Generalizing to Multiclass

Papers often propose the resampling algorithm for the case of binary classification only. In many cases, the algorithm only expects a set of points to resample and has nothing to do with the existence of a majority class (e.g., estimates the distribution of points then generates new samples from it) so it can be generalized by simply applying the algorithm on each class. In other cases, there is an interaction with the majority class (e.g., a point is borderline in BorderlineSMOTE1 if the majority but not all its neighbors are from the majority class). In this case, a one-vs-rest scheme is used as proposed in [1]. For instance, a point is now borderline if most but not all its neighbors are from a different class.

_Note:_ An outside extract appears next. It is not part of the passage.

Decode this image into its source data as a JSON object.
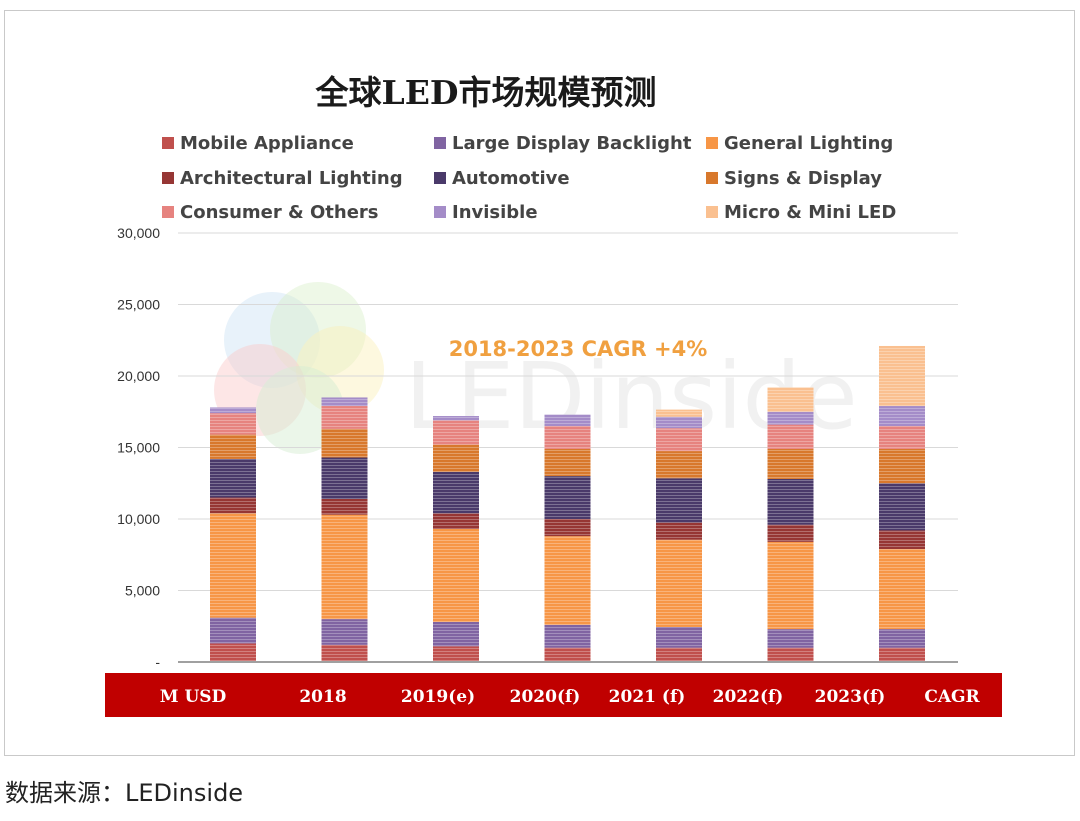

Generalizing to Real Ratios

Papers often proposes the resampling algorithm using integer ratios. For instance, a ratio of 2 would mean to double the amount of data in a class and a ratio of $2.2$ is not allowed or will be rounded. In Imbalance.jl any appropriate real ratio can be used and the ratio is relative to the size of the majority or minority class depending on whether the algorithm is oversampling or undersampling. The generalization occurs by randomly choosing points instead of looping on each point. That is, if a $2.2$ ratio corresponds to $227$ examples then $227$ examples are chosen randomly by replacement then applying resampling logic to each. Given an integer ratio $k$, this falls back to be on average equivalent to looping on the points $k$ times.

[1] Fernández, A., López, V., Galar, M., Del Jesus, M. J., and Herrera, F. (2013). Analysing the classifi- cation of imbalanced data-sets with multiple classes: Binarization techniques and ad-hoc approaches. Knowledge-Based Systems, 42:97–110.